Both sides have publicly downplayed the event’s ambitions and kept its agenda under wraps as part of a bilateral strategy to lower expectations of a significant rapprochement or big deliverables.
But beyond performative goodwill gestures, people familiar with preparation for the meeting say it may produce a handful of short- and medium-term initiatives developed by joint working groups to reduce friction as well as possible alignment signaling on wider geopolitical concerns, including North Korea and Iran.
Biden is basing his latest engagement with Xi on a recognition that previous U.S. efforts to steer changes to the ruling Chinese Communist Party’s autocratic domestic policies and expansionist foreign policy have failed. “Unlike previous approaches, with respect to China, the Biden administration is not trying to change China through bilateral engagement [because] we don't think that's realistic,” the administration official said. “Rather, we're trying to shape the international environment in a way that is favorable to us and our allies and partners.”
The one-on-one is particularly important after Xi's “continued centralization of power” at last week’s Sixth Plenum meeting, the official said. But the timing of the leaders’ meeting, hours after Biden signed into law a $1 trillion infrastructure package, means “Biden is coming into the meeting with a strong hand as well,” said the official.
A statement released Monday by the Chinese embassy in Washington, D.C., described the U.S.-China relationship as being at “a crossroads” and stressed the meeting’s global implications. “President Xi will have a candid, in-depth and full exchange of views with President Biden on strategic issues shaping the future of China-U.S. relations … in a bid to steer the bilateral ties back on the right track of sound and steady development," the embassy said.
The senior administration official said that Biden will also raise transnational “alignment” between the two countries, including on health security and action to address the climate crisis. But Biden will reject any attempt by Xi to link China’s cooperation on climate to progress on specific bilateral issues. “Taking bold action on an existential crisis like climate change is in [China’s] interest and … is not a favor to us,” the official said.

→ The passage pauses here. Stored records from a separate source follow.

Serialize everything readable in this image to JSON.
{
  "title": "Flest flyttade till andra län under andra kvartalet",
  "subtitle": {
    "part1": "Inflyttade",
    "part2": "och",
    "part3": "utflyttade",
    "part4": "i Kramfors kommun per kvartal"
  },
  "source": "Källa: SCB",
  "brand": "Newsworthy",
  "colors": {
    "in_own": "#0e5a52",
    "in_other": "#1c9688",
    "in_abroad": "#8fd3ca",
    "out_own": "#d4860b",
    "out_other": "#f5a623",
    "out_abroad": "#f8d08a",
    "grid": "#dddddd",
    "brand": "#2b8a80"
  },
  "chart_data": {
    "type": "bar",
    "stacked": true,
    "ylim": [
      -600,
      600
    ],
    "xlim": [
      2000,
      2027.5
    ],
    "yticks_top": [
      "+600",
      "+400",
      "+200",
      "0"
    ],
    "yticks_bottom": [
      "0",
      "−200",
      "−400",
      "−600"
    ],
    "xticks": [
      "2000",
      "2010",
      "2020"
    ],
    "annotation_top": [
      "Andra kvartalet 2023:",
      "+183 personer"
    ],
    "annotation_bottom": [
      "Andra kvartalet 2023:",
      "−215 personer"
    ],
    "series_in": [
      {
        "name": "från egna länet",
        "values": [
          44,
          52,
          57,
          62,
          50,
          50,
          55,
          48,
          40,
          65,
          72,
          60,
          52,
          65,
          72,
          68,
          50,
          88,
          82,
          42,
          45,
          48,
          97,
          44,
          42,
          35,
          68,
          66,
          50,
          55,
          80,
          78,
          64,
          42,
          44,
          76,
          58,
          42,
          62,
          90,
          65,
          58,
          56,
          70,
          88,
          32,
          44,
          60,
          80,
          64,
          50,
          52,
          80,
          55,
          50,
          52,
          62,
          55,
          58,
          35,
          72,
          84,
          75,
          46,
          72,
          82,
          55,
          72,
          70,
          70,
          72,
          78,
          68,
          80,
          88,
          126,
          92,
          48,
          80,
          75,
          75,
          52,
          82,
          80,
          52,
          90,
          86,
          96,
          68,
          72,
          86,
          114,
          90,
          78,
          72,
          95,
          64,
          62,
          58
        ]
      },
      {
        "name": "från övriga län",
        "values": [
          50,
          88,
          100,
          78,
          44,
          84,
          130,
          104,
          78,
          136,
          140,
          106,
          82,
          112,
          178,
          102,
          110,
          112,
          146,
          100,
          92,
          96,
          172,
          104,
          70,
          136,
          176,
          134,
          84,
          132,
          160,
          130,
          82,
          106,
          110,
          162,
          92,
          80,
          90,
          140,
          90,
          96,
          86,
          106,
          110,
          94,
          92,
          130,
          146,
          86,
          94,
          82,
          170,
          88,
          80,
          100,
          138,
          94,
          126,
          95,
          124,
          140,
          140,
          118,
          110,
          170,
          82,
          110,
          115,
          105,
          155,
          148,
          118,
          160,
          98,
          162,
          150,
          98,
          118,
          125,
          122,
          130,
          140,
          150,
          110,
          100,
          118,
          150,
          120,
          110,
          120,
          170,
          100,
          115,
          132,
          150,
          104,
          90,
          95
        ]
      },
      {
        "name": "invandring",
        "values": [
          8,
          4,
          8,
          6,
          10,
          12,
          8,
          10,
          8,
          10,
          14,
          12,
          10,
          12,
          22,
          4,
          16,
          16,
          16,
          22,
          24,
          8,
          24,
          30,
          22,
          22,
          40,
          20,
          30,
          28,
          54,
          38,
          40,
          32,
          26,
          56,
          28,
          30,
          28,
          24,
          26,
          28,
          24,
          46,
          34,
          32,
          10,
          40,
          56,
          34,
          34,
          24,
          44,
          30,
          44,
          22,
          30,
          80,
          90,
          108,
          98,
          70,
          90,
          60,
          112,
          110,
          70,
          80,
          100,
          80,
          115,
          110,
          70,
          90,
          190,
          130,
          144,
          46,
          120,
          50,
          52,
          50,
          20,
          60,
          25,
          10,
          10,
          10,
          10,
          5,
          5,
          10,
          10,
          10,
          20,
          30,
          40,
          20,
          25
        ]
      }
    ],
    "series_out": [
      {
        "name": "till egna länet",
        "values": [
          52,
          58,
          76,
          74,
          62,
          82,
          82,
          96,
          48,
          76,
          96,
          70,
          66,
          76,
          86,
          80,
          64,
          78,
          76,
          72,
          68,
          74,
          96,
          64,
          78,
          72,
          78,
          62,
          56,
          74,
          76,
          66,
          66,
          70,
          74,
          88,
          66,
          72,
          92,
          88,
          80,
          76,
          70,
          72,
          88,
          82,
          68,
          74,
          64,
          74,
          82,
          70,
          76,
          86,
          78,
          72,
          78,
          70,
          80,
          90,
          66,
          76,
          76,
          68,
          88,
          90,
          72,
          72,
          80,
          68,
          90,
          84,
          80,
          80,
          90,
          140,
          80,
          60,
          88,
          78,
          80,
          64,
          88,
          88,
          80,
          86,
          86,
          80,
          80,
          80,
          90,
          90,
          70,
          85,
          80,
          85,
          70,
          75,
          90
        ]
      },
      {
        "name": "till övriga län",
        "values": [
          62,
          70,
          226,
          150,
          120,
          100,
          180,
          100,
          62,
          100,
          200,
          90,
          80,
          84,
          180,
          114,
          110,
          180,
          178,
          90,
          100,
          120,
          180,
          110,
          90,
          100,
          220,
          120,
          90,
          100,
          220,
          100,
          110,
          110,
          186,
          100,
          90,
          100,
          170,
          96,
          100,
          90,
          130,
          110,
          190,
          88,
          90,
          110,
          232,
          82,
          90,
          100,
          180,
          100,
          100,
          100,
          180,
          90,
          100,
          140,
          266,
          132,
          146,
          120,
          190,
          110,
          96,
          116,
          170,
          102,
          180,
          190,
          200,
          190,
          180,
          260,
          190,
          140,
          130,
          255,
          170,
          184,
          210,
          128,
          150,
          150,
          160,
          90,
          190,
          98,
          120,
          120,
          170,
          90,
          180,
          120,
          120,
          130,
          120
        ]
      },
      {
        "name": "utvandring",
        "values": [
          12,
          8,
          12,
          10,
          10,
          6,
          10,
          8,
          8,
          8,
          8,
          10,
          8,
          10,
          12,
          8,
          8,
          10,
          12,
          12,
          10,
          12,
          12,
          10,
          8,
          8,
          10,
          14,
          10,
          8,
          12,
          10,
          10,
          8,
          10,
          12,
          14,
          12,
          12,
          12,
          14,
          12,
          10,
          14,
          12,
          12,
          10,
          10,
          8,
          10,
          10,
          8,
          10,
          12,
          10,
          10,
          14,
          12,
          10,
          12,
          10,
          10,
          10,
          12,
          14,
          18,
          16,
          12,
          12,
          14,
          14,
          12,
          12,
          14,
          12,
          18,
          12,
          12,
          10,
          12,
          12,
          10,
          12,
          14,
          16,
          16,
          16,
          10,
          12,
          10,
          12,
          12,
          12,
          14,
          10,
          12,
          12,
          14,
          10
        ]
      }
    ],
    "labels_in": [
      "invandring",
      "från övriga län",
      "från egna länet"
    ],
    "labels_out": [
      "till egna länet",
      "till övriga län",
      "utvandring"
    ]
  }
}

The U.S. president will be “candid and direct” regarding issues of “divergence,” including human rights and Taiwan as well as U.S. perceptions of Chinese “economic coercion” and “strategic risk” such as Chinese cyberspace activities, said the official.
Biden’s concerns about possible miscalculations that could lead to unintended U.S.-China military conflict puts the issue of “guardrails,” hinged to improved bilateral communications, on the agenda.
“All of this really makes it all the more important to have the leaders sit down face-to-face and have a real discussion about the nature of the relationship, our terms and expectations for it, how to conduct the competition in a way that is competitive but doesn't lead to conflict, and how to find ways to manage the risks that we see in that competition,” the official said.